Objective To investigate the preparation of composite cartilage supported grafts made by injectable platelet rich fibrin (i-PRF) mixed with cartilage particles covering on high-density porous polyethylene (HPDE).
Methods Cartilage particles and i-PRF were obtained and HPDE materials were prepared. Composite supporting grafts were prepared and were divided into group A (pure HPDE material group), group B (i-PRF+HPDE material group), group C (cartilage particles +HPDE material group) and group D (i-PRF+ cartilage particles +HPDE material group). The grafts were buried subcutaneously in the back of 9 New Zealand white rabbits (each white rabbit was implanted one graft on the upper, lower, left and right sides of the back), and the in vivo experiments and histological observation of the grafts were conducted.
Results Visual observation results showed that group D had less cartilage particles lost, and the surface fibrous vessels were more abundant compared with the group C at 12 weeks after surgery. The results of hematoxylin and eosin(HE)staining and saffron O-solid green staining showed that the composite cartilage supported graft containing i-PRF in the group D could form cartilage particles sooner than group C. Immunohistochemical results showed the group D whose cartilage grafts contained i-PRF had faster type Ⅱ collagen connection than group C. Masson staining results showed that collagen fibers in the pore diameter of HPDE material containing i-PRF in group B were more dense than group A. Immunofluorescence results showed that neovasculation in its aperture of HPDE material containing i-PRF in group B was more dense than group A.
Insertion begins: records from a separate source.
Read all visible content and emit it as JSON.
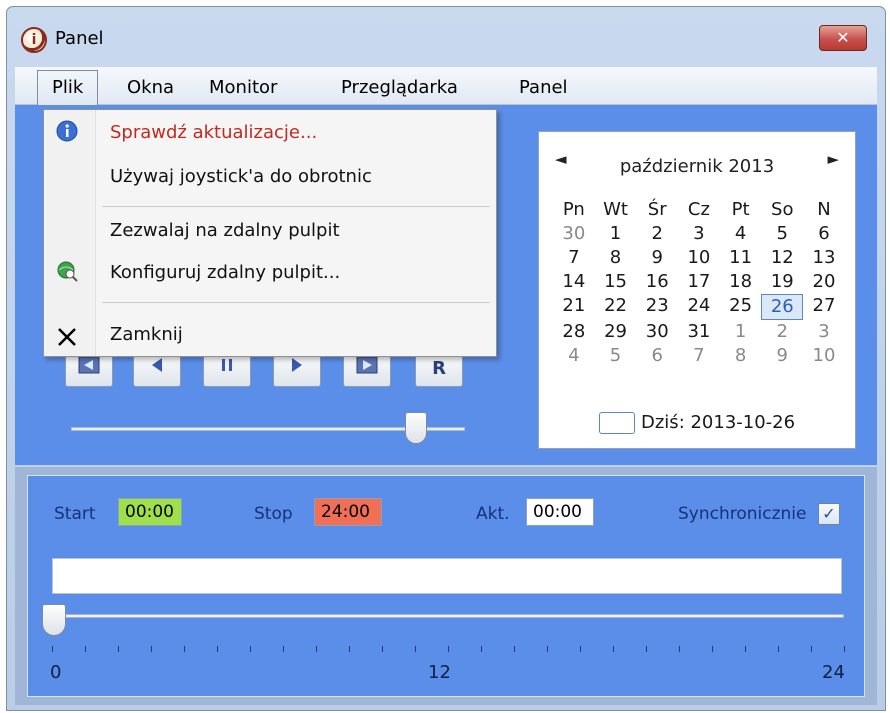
{
  "window": {
    "title": "Panel",
    "close_glyph": "✕"
  },
  "menu": {
    "items": [
      "Plik",
      "Okna",
      "Monitor",
      "Przeglądarka",
      "Panel"
    ]
  },
  "dropdown": {
    "items": [
      {
        "label": "Sprawdź aktualizacje...",
        "icon": "info-icon"
      },
      {
        "label": "Używaj joystick'a do obrotnic",
        "icon": ""
      },
      {
        "label": "Zezwalaj na zdalny pulpit",
        "icon": ""
      },
      {
        "label": "Konfiguruj zdalny pulpit...",
        "icon": "globe-search-icon"
      },
      {
        "label": "Zamknij",
        "icon": "close-x-icon"
      }
    ]
  },
  "calendar": {
    "prev_glyph": "◄",
    "next_glyph": "►",
    "month": "październik 2013",
    "weekdays": [
      "Pn",
      "Wt",
      "Śr",
      "Cz",
      "Pt",
      "So",
      "N"
    ],
    "days": [
      "30",
      "1",
      "2",
      "3",
      "4",
      "5",
      "6",
      "7",
      "8",
      "9",
      "10",
      "11",
      "12",
      "13",
      "14",
      "15",
      "16",
      "17",
      "18",
      "19",
      "20",
      "21",
      "22",
      "23",
      "24",
      "25",
      "26",
      "27",
      "28",
      "29",
      "30",
      "31",
      "1",
      "2",
      "3",
      "4",
      "5",
      "6",
      "7",
      "8",
      "9",
      "10"
    ],
    "today": "Dziś: 2013-10-26"
  },
  "controls": {
    "record_label": "R"
  },
  "timeline": {
    "start_label": "Start",
    "start_value": "00:00",
    "stop_label": "Stop",
    "stop_value": "24:00",
    "akt_label": "Akt.",
    "akt_value": "00:00",
    "sync_label": "Synchronicznie",
    "sync_checked": true,
    "scale": [
      "0",
      "12",
      "24"
    ]
  },
  "colors": {
    "start_box": "#9ee04a",
    "stop_box": "#f16f55",
    "akt_box": "#ffffff",
    "panel_blue": "#5b8ee8"
  }
}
Conclusion The cartilage particles of composite cartilage particles formed by i-PRF mixed with cartilage particles in support graft are faster in connecting into pieces, and the cartilage particles are better fixed in place. Compared with the simple implantation of HPDE material, the collagen and fiber vascular grow more into porosity of HPDE material containing i-PRF, which is suitable for clinical requirements in application.